Struggling retailer Gap (GPS 0.55%) is raising $2.25 billion by issuing new debt, the company announced Thursday.

This will come from three senior secured notes. The first has an aggregate principal amount of $500 million, an annual interest rate of 8.375%, and matures in 2023. The second is a $750 million issue bearing a rate of 8.625% and maturing in 2025. The third's aggregate principal amount is $1 billion, its interest is 8.875%, and it matures in 2025.

Gap will utilize the net proceeds of these issues to refinance the outstanding amounts under a $500 million revolving credit facility that expires in May 2023 and "for general corporate purposes." It believes the issues of the notes will close on or around Thursday, May 7.

The interior of a Gap store with mannequins and clothes on display.

Image source: Gap.

These planned flotations are, in the company's words, "contingent on, and expected to occur simultaneously with, an amendment, modification, replacement, or refinancing with lenders under our existing revolving credit facility, which may include our entering into an amended and restated senior secured asset-based revolving credit facility in an initial aggregate principal amount of up to $2 billion."

Gap was encountering difficulties in its business even before the SARS-CoV-2 coronavirus outbreak spread around the world.
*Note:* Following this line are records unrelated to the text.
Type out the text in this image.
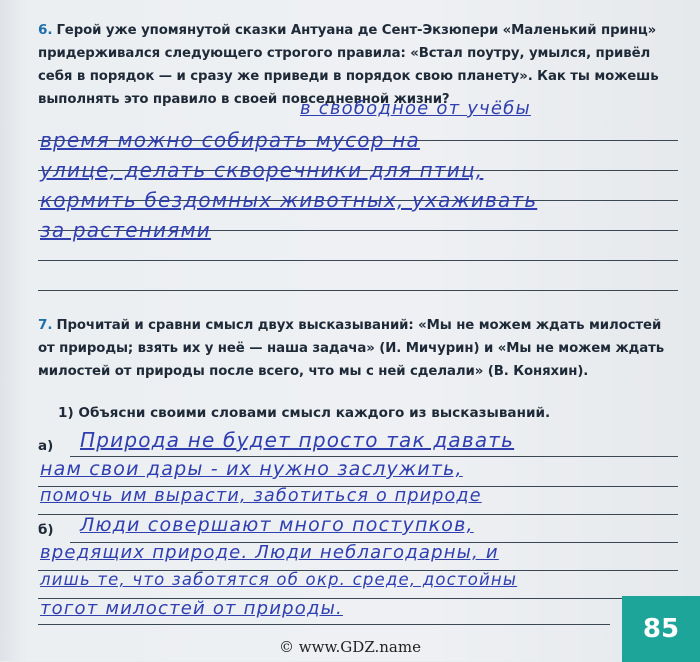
6. Герой уже упомянутой сказки Антуана де Сент-Экзюпери «Маленький принц» придерживался следующего строгого правила: «Встал поутру, умылся, привёл себя в порядок — и сразу же приведи в порядок свою планету». Как ты можешь выполнять это правило в своей повседневной жизни?
в свободное от учёбы
время можно собирать мусор на
улице, делать скворечники для птиц,
кормить бездомных животных, ухаживать
за растениями
7. Прочитай и сравни смысл двух высказываний: «Мы не можем ждать милостей от природы; взять их у неё — наша задача» (И. Мичурин) и «Мы не можем ждать милостей от природы после всего, что мы с ней сделали» (В. Коняхин).
1) Объясни своими словами смысл каждого из высказываний.
а)
б)
Природа не будет просто так давать
нам свои дары - их нужно заслужить,
помочь им вырасти, заботиться о природе
Люди совершают много поступков,
вредящих природе. Люди неблагодарны, и
лишь те, что заботятся об окр. среде, достойны
тогот милостей от природы.
85
© www.GDZ.name
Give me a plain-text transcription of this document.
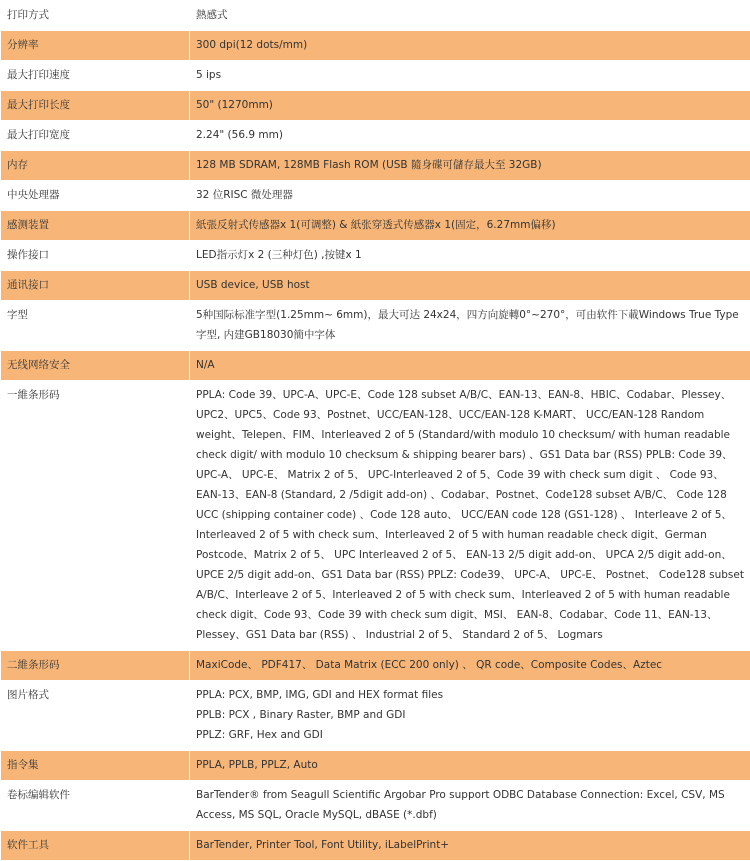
打印方式	熱感式
分辨率	300 dpi(12 dots/mm)
最大打印速度	5 ips
最大打印长度	50" (1270mm)
最大打印宽度	2.24" (56.9 mm)
内存	128 MB SDRAM, 128MB Flash ROM (USB 隨身碟可儲存最大至 32GB)
中央处理器	32 位RISC 微处理器
感测装置	紙張反射式传感器x 1(可调整) & 紙张穿透式传感器x 1(固定，6.27mm偏移)
操作接口	LED指示灯x 2 (三种灯色) ,按键x 1
通讯接口	USB device, USB host
字型	5种国际标准字型(1.25mm~ 6mm)，最大可达 24x24，四方向旋轉0°~270°，可由软件下載Windows True Type 字型, 内建GB18030簡中字体
无线网络安全	N/A
一維条形码	PPLA: Code 39、UPC-A、UPC-E、Code 128 subset A/B/C、EAN-13、EAN-8、HBIC、Codabar、Plessey、UPC2、UPC5、Code 93、Postnet、UCC/EAN-128、UCC/EAN-128 K-MART、 UCC/EAN-128 Random weight、Telepen、FIM、Interleaved 2 of 5 (Standard/with modulo 10 checksum/ with human readable check digit/ with modulo 10 checksum & shipping bearer bars) 、GS1 Data bar (RSS) PPLB: Code 39、 UPC-A、 UPC-E、 Matrix 2 of 5、 UPC-Interleaved 2 of 5、Code 39 with check sum digit 、 Code 93、EAN-13、EAN-8 (Standard, 2 /5digit add-on) 、Codabar、Postnet、Code128 subset A/B/C、 Code 128 UCC (shipping container code) 、Code 128 auto、 UCC/EAN code 128 (GS1-128) 、 Interleave 2 of 5、Interleaved 2 of 5 with check sum、Interleaved 2 of 5 with human readable check digit、German Postcode、Matrix 2 of 5、 UPC Interleaved 2 of 5、 EAN-13 2/5 digit add-on、 UPCA 2/5 digit add-on、UPCE 2/5 digit add-on、GS1 Data bar (RSS) PPLZ: Code39、 UPC-A、 UPC-E、 Postnet、 Code128 subset A/B/C、Interleave 2 of 5、Interleaved 2 of 5 with check sum、Interleaved 2 of 5 with human readable check digit、Code 93、Code 39 with check sum digit、MSI、 EAN-8、Codabar、Code 11、EAN-13、Plessey、GS1 Data bar (RSS) 、 Industrial 2 of 5、 Standard 2 of 5、 Logmars
二維条形码	MaxiCode、 PDF417、 Data Matrix (ECC 200 only) 、 QR code、Composite Codes、Aztec
图片格式	PPLA: PCX, BMP, IMG, GDI and HEX format files
PPLB: PCX , Binary Raster, BMP and GDI
PPLZ: GRF, Hex and GDI

指令集	PPLA, PPLB, PPLZ, Auto
卷标编辑软件	BarTender® from Seagull Scientific Argobar Pro support ODBC Database Connection: Excel, CSV, MS Access, MS SQL, Oracle MySQL, dBASE (*.dbf)
软件工具	BarTender, Printer Tool, Font Utility, iLabelPrint+
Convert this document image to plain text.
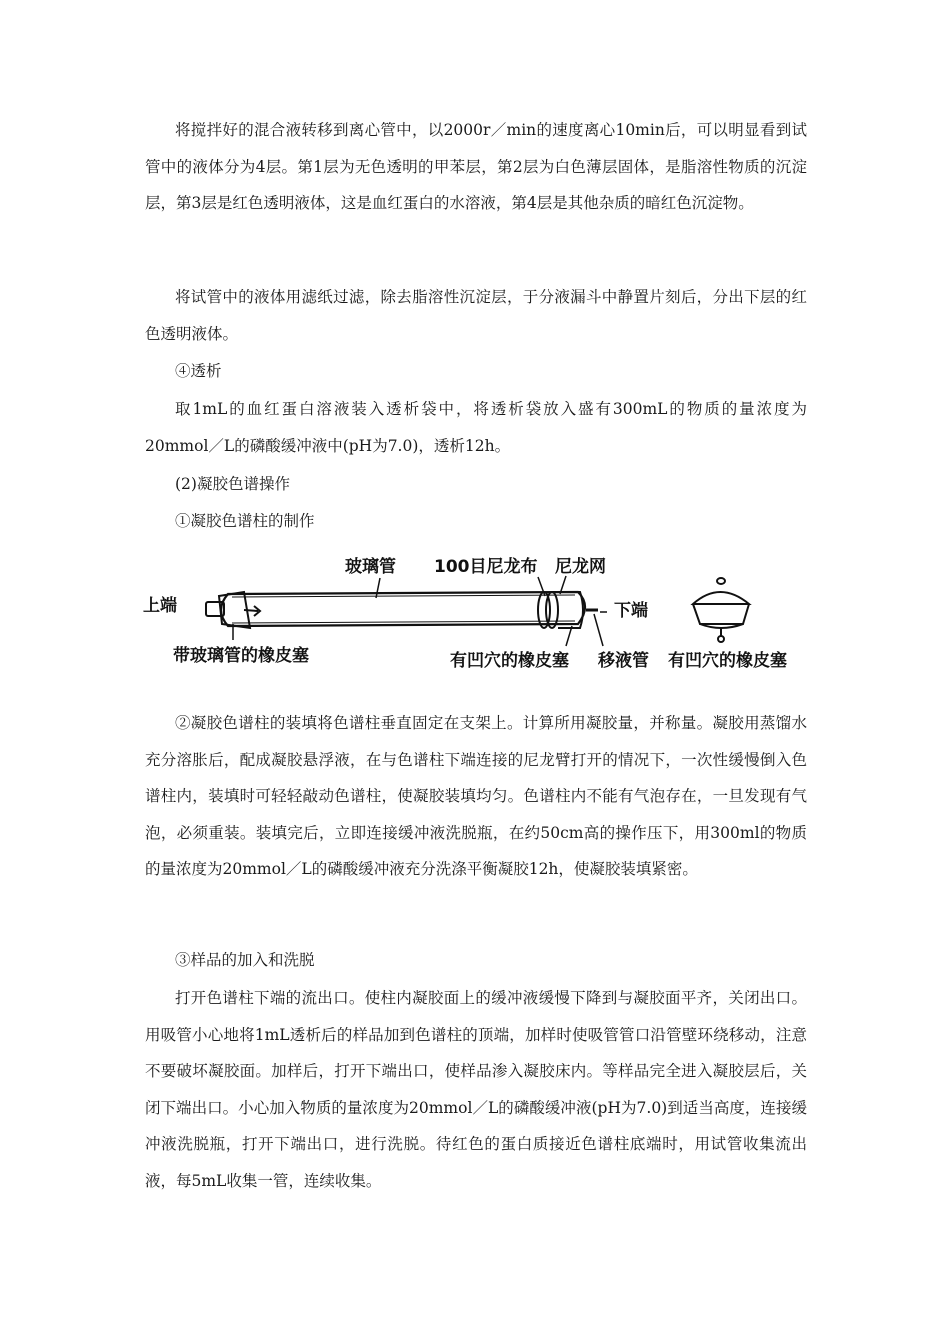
将搅拌好的混合液转移到离心管中，以2000r／min的速度离心10min后，可以明显看到试管中的液体分为4层。第1层为无色透明的甲苯层，第2层为白色薄层固体，是脂溶性物质的沉淀层，第3层是红色透明液体，这是血红蛋白的水溶液，第4层是其他杂质的暗红色沉淀物。

将试管中的液体用滤纸过滤，除去脂溶性沉淀层，于分液漏斗中静置片刻后，分出下层的红色透明液体。

④透析

取1mL的血红蛋白溶液装入透析袋中，将透析袋放入盛有300mL的物质的量浓度为20mmol／L的磷酸缓冲液中(pH为7.0)，透析12h。

(2)凝胶色谱操作

①凝胶色谱柱的制作

玻璃管 100目尼龙布 尼龙网
上端	下端
带玻璃管的橡皮塞	有凹穴的橡皮塞 移液管 有凹穴的橡皮塞

②凝胶色谱柱的装填将色谱柱垂直固定在支架上。计算所用凝胶量，并称量。凝胶用蒸馏水充分溶胀后，配成凝胶悬浮液，在与色谱柱下端连接的尼龙臂打开的情况下，一次性缓慢倒入色谱柱内，装填时可轻轻敲动色谱柱，使凝胶装填均匀。色谱柱内不能有气泡存在，一旦发现有气泡，必须重装。装填完后，立即连接缓冲液洗脱瓶，在约50cm高的操作压下，用300ml的物质的量浓度为20mmol／L的磷酸缓冲液充分洗涤平衡凝胶12h，使凝胶装填紧密。

③样品的加入和洗脱

打开色谱柱下端的流出口。使柱内凝胶面上的缓冲液缓慢下降到与凝胶面平齐，关闭出口。用吸管小心地将1mL透析后的样品加到色谱柱的顶端，加样时使吸管管口沿管壁环绕移动，注意不要破坏凝胶面。加样后，打开下端出口，使样品渗入凝胶床内。等样品完全进入凝胶层后，关闭下端出口。小心加入物质的量浓度为20mmol／L的磷酸缓冲液(pH为7.0)到适当高度，连接缓冲液洗脱瓶，打开下端出口，进行洗脱。待红色的蛋白质接近色谱柱底端时，用试管收集流出液，每5mL收集一管，连续收集。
Its sales were declining; meanwhile, it maintained a large bricks-and-mortar footprint in the age of the "retail apocalypse."

The pressure the coronavirus is putting on the consumer economy is hammering Gap even more, to the point where it might not be able to continue as a viable business. It recently revealed that it has not paid rent for its stores in April.

On Thursday, Gap closed marginally lower. That essentially matched the flat-to-minor-losses of the key stock market indexes and the performance of certain peer consumer goods companies.